Esse cenário poderia levar a uma moderação nos pressões inflacionárias ligadas a bens. No entanto, o mercado de trabalho robusto nas principais economias ainda pressiona a inflação do setor de serviços.
“O processo de normalização da política monetária nos países avançados prossegue na direção de taxas restritivas de forma sincronizada entre países, impactando as expectativas de crescimento econômico e elevando o risco de movimentos abruptos de reprecificação nos mercados”, diz.
Os retrocessos no Brasil em 2022
A estrategista-chefe da MAG Investimentos, Patrícia Pereira, disse que com o cenário de alta de juros nos Estados Unidos e na Europa, que enfrentam inflação em alta e têm dificuldades diferentes, nos EUA, o mercado de trabalho aquecido, e na Europa a questão da energia impactada pela guerra entre Rússia e Ucrânia, o BC usou a oportunidade para apontar que esses cenários estão em seu radar.

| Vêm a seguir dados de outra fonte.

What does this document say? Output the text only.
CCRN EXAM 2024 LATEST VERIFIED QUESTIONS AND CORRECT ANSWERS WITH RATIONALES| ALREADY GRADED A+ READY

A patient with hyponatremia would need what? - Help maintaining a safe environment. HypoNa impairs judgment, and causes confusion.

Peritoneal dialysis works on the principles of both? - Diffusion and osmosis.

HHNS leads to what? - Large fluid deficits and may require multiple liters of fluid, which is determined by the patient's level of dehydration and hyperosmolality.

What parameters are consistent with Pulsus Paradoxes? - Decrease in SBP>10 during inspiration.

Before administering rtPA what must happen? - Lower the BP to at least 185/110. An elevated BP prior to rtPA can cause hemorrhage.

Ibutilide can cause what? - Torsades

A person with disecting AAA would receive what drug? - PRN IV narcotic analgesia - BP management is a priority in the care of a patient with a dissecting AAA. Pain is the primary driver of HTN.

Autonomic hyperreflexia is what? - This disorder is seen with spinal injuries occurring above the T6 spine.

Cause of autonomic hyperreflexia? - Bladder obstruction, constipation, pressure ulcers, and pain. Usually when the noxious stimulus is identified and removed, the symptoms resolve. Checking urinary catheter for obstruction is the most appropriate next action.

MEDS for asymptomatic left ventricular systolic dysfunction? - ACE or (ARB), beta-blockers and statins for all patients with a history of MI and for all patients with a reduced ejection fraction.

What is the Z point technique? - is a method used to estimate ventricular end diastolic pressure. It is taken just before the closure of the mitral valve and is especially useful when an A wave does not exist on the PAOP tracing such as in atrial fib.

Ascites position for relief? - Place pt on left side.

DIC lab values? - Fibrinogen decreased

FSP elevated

— A gente tá em um mundo de política monetária muito austera e faz parte e é totalmente compreensível que o BC brasileiro destine mais linhas sobre essa questão de política monetária global exatamente porque está parando (de subir os juros). Acho que faz todo sentido ele dizer de todas as formas que tá vendo o cenário externo — afirmou.
Divergências
A ata também deu mais detalhes sobre a primeira divergência entre os membros do Copom desde 2016. Na reunião, dois dois nove membros do Comitê votaram para que os juros subissem para 14%, a diretora de Assuntos Internacionais e de Gestão de Riscos Corporativos, Fernanda Guardado, e o diretor de Organização do Sistema Financeiro e Resolução, Renato Dias de Brito Gomes.
De acordo com o documento, esses dois diretores argumentaram que essa alta adicional “fortaleceria a mensagem” de comprometimento com a estratégia diante da elevação das expectativas de inflação para 2024.
A visão que prevaleceu foi de que os juros já estavam em um patamar alto e que o comitê vai seguir avaliando se a estratégia adotada será capaz de colocar a inflação na meta.